Fabio Gadotti

Comportamento, políticas públicas, tendências e inovação. Uma coluna sobre fatos e personagens de Florianópolis e região.


Cronograma de retomada do transporte frustra comércio de Florianópolis

Empresário, que enfatizam os impactos econômicos da pandemia, esperavam liberação dos ônibus a partir do dia 8, e não apenas no dia 17

Transporte coletivo volta no dia 18 em Florianópolis com regras rígidas para garantir segurança de passageiros e trabalhadores – Foto: Anderson Coelho/NDTransporte coletivo volta no dia 18 em Florianópolis com regras rígidas para garantir segurança de passageiros e trabalhadores – Foto: Anderson Coelho/ND

O anúncio de retomada do transporte coletivo a partir do dia 17 foi recebida com misto de alívio e frustração pelo comércio de Florianópolis, que esperava a liberação já a partir de segunda-feira, 8.

A manutenção da suspensão por mais nove dias, a partir da data liberada pelo governo do Estado, foi criticada pela CDL (Câmara de Dirigentes Lojistas) em ofício enviado ontem à prefeitura e à Câmara de Vereadores.

Segundo o presidente Ernesto Caponi, o tempo de espera pela liberação do sistema é “demasiadamente longo a ser amargado pelas empresas, já duramente atingidas por sucessivas ações governamentais de combate da pandemia”.
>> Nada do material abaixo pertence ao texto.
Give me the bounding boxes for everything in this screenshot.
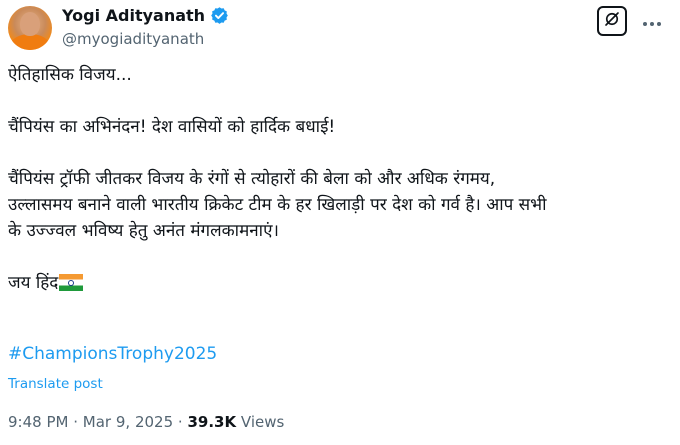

De acordo com Caponi, a entidade acompanhou de perto o processo para a retomada do serviço, paralisado há 78 dias, e considera que o “planejamento está bem estruturado há quase três semanas”, o que não justificaria adiar ainda mais o retorno dos ônibus.

A CDL sustenta que os setores de comércio e serviços foram muito impactados com a suspensão das atividades desde o início da pandemia da Covid-19 e que a falta do transporte público contribui para agravar o cenário.

Os empresários não esperavam mais limitações no município, mesmo depois da autonomia dada pelo Estado às prefeituras: argumentam que “estudos comprovam que a doença está controlada em Florianópolis e no Estado”.

O prefeito Gean Loureiro (DEM), no entanto, tem resistido às pressões e deliberado as medidas de flexibilização com base nas avaliações epidemiológicas e estrutura de saúde disponível.

A estratégia tem dado certo. A Capital completou ontem 30 dias sem morte por Covid-19, taxa de letalidade em 0,8% e coeficiente de transmissibilidade entre 0,8 e 1,2, índice atribuído ao uso da máscara pela grande maioria da população.